O senhor falou sobre a China. Mas, os chineses não fizeram a transposição do Rio Yang-tse para o Rio Amarelo?

É verdade, mas veja que eles levaram cinqüenta anos discutindo o projeto. Isso me chamou a atenção quando eu visitei a China e perguntei ao técnico chinês que nos acompanhou. Eu perguntei: por que vocês, que vivem sob um regime de partido único, um regime comunista, levaram cinqüenta anos discutindo a transposição de um rio? E o técnico me respondeu: a política passa, os governos passam, mas a China fica, os chineses ficam. Então, não posso concorda com o governo Lula, quando ele tenta empurrar a transposição goela à dentro da população. A diferença entre o projeto de transposição apresentado pelo governo Fernando Henrique Cardoso e o apresentado pelo governo Lula é exatamente a falta de discussão sobre a proposta. No governo Fernando Henrique o projeto foi encaminhado ao Congresso Nacional.

O senhor já detectou alterações na foz do Rio São Francisco?

Posso citar o caso do município Brejo Grande, onde havia um povoado chamado Cabeço, que ficava numa ilha. Lá existiam entre 150 e 200 casas; não tem mais nenhuma em pé porque o mar avançou e destruiu tudo.Também a Ilha Arambipe foi dividida em duas. Na divisa entre Alagoas e Sergipe, nos municípios de Propriá-SE e Porto Real do Colégio-AL, você pode pescar peixes marinhos. De lá até a foz são cerca de 100 quilômetros e você encontra peixes que antes só se adaptavam no mar. Isto significa dizer que esse curso do Rio São Francisco já está alterado, está salinizado.

Qual seria a conseqüência mais grave que a transposição poderia trazer para Sergipe?

Sessenta por cento dos habitantes de Sergipe são abastecidos com água do Rio São Francisco. Além disso, temos projetos de irrigação no semi-árido e a perspectiva de ampliação desses projetos, para o atendimento de milhares de famílias no semi-árido sergipano, está comprometida com a transposição.
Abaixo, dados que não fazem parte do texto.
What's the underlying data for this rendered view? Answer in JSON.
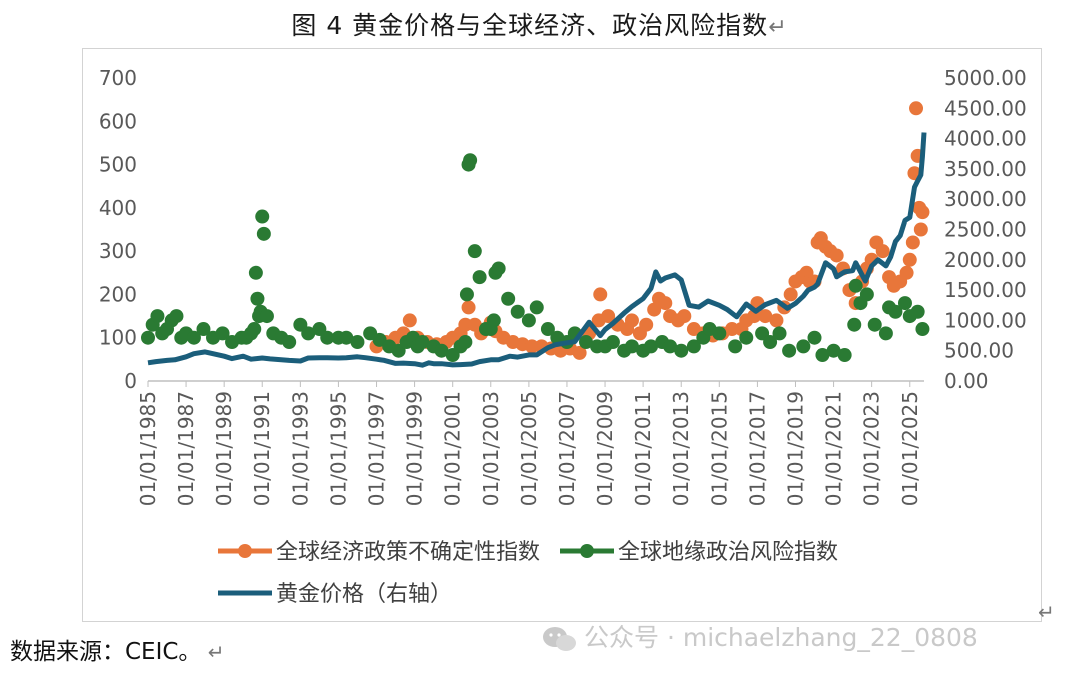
{
  "title": "图 4    黄金价格与全球经济、政治风险指数",
  "return_glyph": "↵",
  "source": "数据来源：CEIC。",
  "watermark": "公众号 · michaelzhang_22_0808",
  "chart_data": {
    "type": "line",
    "title": "图 4    黄金价格与全球经济、政治风险指数",
    "x_tick_labels": [
      "01/01/1985",
      "01/01/1987",
      "01/01/1989",
      "01/01/1991",
      "01/01/1993",
      "01/01/1995",
      "01/01/1997",
      "01/01/1999",
      "01/01/2001",
      "01/01/2003",
      "01/01/2005",
      "01/01/2007",
      "01/01/2009",
      "01/01/2011",
      "01/01/2013",
      "01/01/2015",
      "01/01/2017",
      "01/01/2019",
      "01/01/2021",
      "01/01/2023",
      "01/01/2025"
    ],
    "xlim": [
      "1985-01-01",
      "2025-10-01"
    ],
    "y_left": {
      "ylim": [
        0,
        700
      ],
      "ticks": [
        "0",
        "100",
        "200",
        "300",
        "400",
        "500",
        "600",
        "700"
      ]
    },
    "y_right": {
      "ylim": [
        0,
        5000
      ],
      "ticks": [
        "0.00",
        "500.00",
        "1000.00",
        "1500.00",
        "2000.00",
        "2500.00",
        "3000.00",
        "3500.00",
        "4000.00",
        "4500.00",
        "5000.00"
      ]
    },
    "grid": false,
    "legend_position": "bottom",
    "colors": {
      "epu": "#E8763A",
      "gpr": "#2A7A33",
      "gold": "#1B5E7B"
    },
    "series": [
      {
        "name": "全球经济政策不确定性指数",
        "axis": "left",
        "style": "markers",
        "x": [
          "1997-01-01",
          "1997-07-01",
          "1998-01-01",
          "1998-06-01",
          "1998-10-01",
          "1999-03-01",
          "1999-09-01",
          "2000-03-01",
          "2000-09-01",
          "2001-01-01",
          "2001-06-01",
          "2001-09-01",
          "2001-11-01",
          "2002-03-01",
          "2002-07-01",
          "2002-10-01",
          "2003-01-01",
          "2003-04-01",
          "2003-09-01",
          "2004-03-01",
          "2004-09-01",
          "2005-03-01",
          "2005-09-01",
          "2006-03-01",
          "2006-09-01",
          "2007-03-01",
          "2007-09-01",
          "2008-03-01",
          "2008-09-01",
          "2008-10-01",
          "2009-03-01",
          "2009-09-01",
          "2010-03-01",
          "2010-06-01",
          "2010-11-01",
          "2011-03-01",
          "2011-08-01",
          "2011-11-01",
          "2012-03-01",
          "2012-06-01",
          "2012-11-01",
          "2013-03-01",
          "2013-09-01",
          "2014-03-01",
          "2014-09-01",
          "2015-03-01",
          "2015-09-01",
          "2016-03-01",
          "2016-06-01",
          "2016-11-01",
          "2017-01-01",
          "2017-06-01",
          "2018-01-01",
          "2018-06-01",
          "2018-10-01",
          "2019-01-01",
          "2019-05-01",
          "2019-08-01",
          "2019-10-01",
          "2020-01-01",
          "2020-03-01",
          "2020-05-01",
          "2020-08-01",
          "2020-11-01",
          "2021-03-01",
          "2021-07-01",
          "2021-11-01",
          "2022-03-01",
          "2022-07-01",
          "2022-10-01",
          "2023-01-01",
          "2023-04-01",
          "2023-08-01",
          "2023-12-01",
          "2024-03-01",
          "2024-07-01",
          "2024-11-01",
          "2025-01-01",
          "2025-03-01",
          "2025-04-01",
          "2025-05-01",
          "2025-06-01",
          "2025-07-01",
          "2025-08-01",
          "2025-09-01"
        ],
        "y": [
          80,
          90,
          100,
          110,
          140,
          100,
          90,
          85,
          90,
          100,
          110,
          130,
          170,
          130,
          110,
          120,
          135,
          115,
          100,
          90,
          85,
          80,
          80,
          75,
          70,
          75,
          65,
          110,
          140,
          200,
          150,
          130,
          120,
          140,
          110,
          130,
          165,
          190,
          180,
          150,
          140,
          150,
          120,
          110,
          105,
          110,
          120,
          120,
          140,
          150,
          180,
          150,
          140,
          170,
          200,
          230,
          240,
          250,
          230,
          230,
          320,
          330,
          310,
          300,
          290,
          260,
          210,
          180,
          230,
          260,
          280,
          320,
          300,
          240,
          220,
          230,
          250,
          280,
          320,
          480,
          630,
          520,
          400,
          350,
          390
        ]
      },
      {
        "name": "全球地缘政治风险指数",
        "axis": "left",
        "style": "markers",
        "x": [
          "1985-01-01",
          "1985-04-01",
          "1985-07-01",
          "1985-10-01",
          "1986-01-01",
          "1986-04-01",
          "1986-07-01",
          "1986-10-01",
          "1987-01-01",
          "1987-06-01",
          "1987-12-01",
          "1988-06-01",
          "1988-12-01",
          "1989-06-01",
          "1989-12-01",
          "1990-03-01",
          "1990-06-01",
          "1990-08-01",
          "1990-09-01",
          "1990-10-01",
          "1990-11-01",
          "1990-12-01",
          "1991-01-01",
          "1991-02-01",
          "1991-04-01",
          "1991-08-01",
          "1992-01-01",
          "1992-06-01",
          "1993-01-01",
          "1993-06-01",
          "1994-01-01",
          "1994-06-01",
          "1995-01-01",
          "1995-06-01",
          "1996-01-01",
          "1996-09-01",
          "1997-03-01",
          "1997-09-01",
          "1998-03-01",
          "1998-08-01",
          "1998-12-01",
          "1999-03-01",
          "1999-06-01",
          "2000-01-01",
          "2000-06-01",
          "2001-01-01",
          "2001-06-01",
          "2001-09-01",
          "2001-10-01",
          "2001-11-01",
          "2001-12-01",
          "2002-03-01",
          "2002-06-01",
          "2002-10-01",
          "2003-01-01",
          "2003-03-01",
          "2003-04-01",
          "2003-06-01",
          "2003-12-01",
          "2004-06-01",
          "2005-01-01",
          "2005-06-01",
          "2006-01-01",
          "2006-07-01",
          "2007-01-01",
          "2007-06-01",
          "2008-01-01",
          "2008-08-01",
          "2009-01-01",
          "2009-06-01",
          "2010-01-01",
          "2010-06-01",
          "2011-01-01",
          "2011-06-01",
          "2012-01-01",
          "2012-06-01",
          "2013-01-01",
          "2013-09-01",
          "2014-03-01",
          "2014-07-01",
          "2015-01-01",
          "2015-11-01",
          "2016-06-01",
          "2017-04-01",
          "2017-09-01",
          "2018-03-01",
          "2018-09-01",
          "2019-06-01",
          "2020-01-01",
          "2020-06-01",
          "2021-01-01",
          "2021-08-01",
          "2022-02-01",
          "2022-03-01",
          "2022-06-01",
          "2022-10-01",
          "2023-03-01",
          "2023-10-01",
          "2023-12-01",
          "2024-04-01",
          "2024-10-01",
          "2025-01-01",
          "2025-06-01",
          "2025-09-01"
        ],
        "y": [
          100,
          130,
          150,
          110,
          120,
          140,
          150,
          100,
          110,
          100,
          120,
          100,
          110,
          90,
          100,
          100,
          110,
          120,
          250,
          190,
          150,
          160,
          380,
          340,
          150,
          110,
          100,
          90,
          130,
          110,
          120,
          100,
          100,
          100,
          90,
          110,
          95,
          80,
          70,
          90,
          100,
          80,
          90,
          80,
          70,
          60,
          80,
          90,
          200,
          500,
          510,
          300,
          240,
          120,
          120,
          140,
          250,
          260,
          190,
          160,
          140,
          170,
          120,
          100,
          90,
          110,
          90,
          80,
          80,
          90,
          70,
          80,
          70,
          80,
          90,
          80,
          70,
          80,
          100,
          120,
          110,
          80,
          100,
          110,
          90,
          110,
          70,
          80,
          100,
          60,
          70,
          60,
          130,
          220,
          180,
          200,
          130,
          110,
          170,
          160,
          180,
          150,
          160,
          120
        ]
      },
      {
        "name": "黄金价格（右轴）",
        "axis": "right",
        "style": "line",
        "x": [
          "1985-01-01",
          "1985-06-01",
          "1986-01-01",
          "1986-06-01",
          "1987-01-01",
          "1987-06-01",
          "1988-01-01",
          "1988-06-01",
          "1989-01-01",
          "1989-06-01",
          "1990-01-01",
          "1990-06-01",
          "1991-01-01",
          "1991-06-01",
          "1992-01-01",
          "1992-06-01",
          "1993-01-01",
          "1993-06-01",
          "1994-01-01",
          "1994-06-01",
          "1995-01-01",
          "1995-06-01",
          "1996-01-01",
          "1996-06-01",
          "1997-01-01",
          "1997-06-01",
          "1998-01-01",
          "1998-06-01",
          "1999-01-01",
          "1999-06-01",
          "1999-10-01",
          "2000-01-01",
          "2000-06-01",
          "2001-01-01",
          "2001-06-01",
          "2002-01-01",
          "2002-06-01",
          "2003-01-01",
          "2003-06-01",
          "2004-01-01",
          "2004-06-01",
          "2005-01-01",
          "2005-06-01",
          "2006-01-01",
          "2006-06-01",
          "2007-01-01",
          "2007-06-01",
          "2008-01-01",
          "2008-03-01",
          "2008-10-01",
          "2009-01-01",
          "2009-06-01",
          "2010-01-01",
          "2010-06-01",
          "2011-01-01",
          "2011-06-01",
          "2011-09-01",
          "2011-12-01",
          "2012-03-01",
          "2012-09-01",
          "2013-01-01",
          "2013-06-01",
          "2013-12-01",
          "2014-06-01",
          "2015-01-01",
          "2015-06-01",
          "2015-12-01",
          "2016-06-01",
          "2016-12-01",
          "2017-06-01",
          "2018-01-01",
          "2018-08-01",
          "2019-01-01",
          "2019-06-01",
          "2019-09-01",
          "2020-01-01",
          "2020-03-01",
          "2020-08-01",
          "2021-01-01",
          "2021-03-01",
          "2021-08-01",
          "2022-01-01",
          "2022-03-01",
          "2022-09-01",
          "2023-01-01",
          "2023-05-01",
          "2023-10-01",
          "2024-01-01",
          "2024-04-01",
          "2024-07-01",
          "2024-10-01",
          "2025-01-01",
          "2025-04-01",
          "2025-06-01",
          "2025-08-01",
          "2025-09-01",
          "2025-10-01"
        ],
        "y": [
          300,
          320,
          340,
          350,
          400,
          450,
          480,
          450,
          410,
          370,
          410,
          360,
          380,
          365,
          350,
          340,
          330,
          380,
          385,
          385,
          380,
          385,
          400,
          385,
          360,
          340,
          290,
          295,
          285,
          260,
          300,
          285,
          285,
          265,
          270,
          280,
          320,
          350,
          350,
          410,
          395,
          430,
          430,
          550,
          600,
          630,
          650,
          900,
          970,
          750,
          850,
          950,
          1120,
          1230,
          1360,
          1530,
          1800,
          1650,
          1700,
          1750,
          1670,
          1250,
          1220,
          1320,
          1250,
          1180,
          1060,
          1270,
          1150,
          1260,
          1330,
          1200,
          1280,
          1400,
          1500,
          1550,
          1600,
          1950,
          1850,
          1720,
          1800,
          1820,
          1950,
          1650,
          1900,
          2000,
          1900,
          2050,
          2300,
          2400,
          2650,
          2700,
          3200,
          3300,
          3400,
          3700,
          4100
        ]
      }
    ]
  }
}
Como já falei, Minas Gerais e a Bahia, que não são Estados doadores de água do Rio São Francisco, são contrários à transposição porque sabem que, depois dela (da transposição) o Rio São Francisco não tem mais capacidade de ceder água para outros projetos, todo o seu volume estará comprometido. Eu fui eleito governador de Sergipe e vou lutar para defender os interesses dos sergipanos.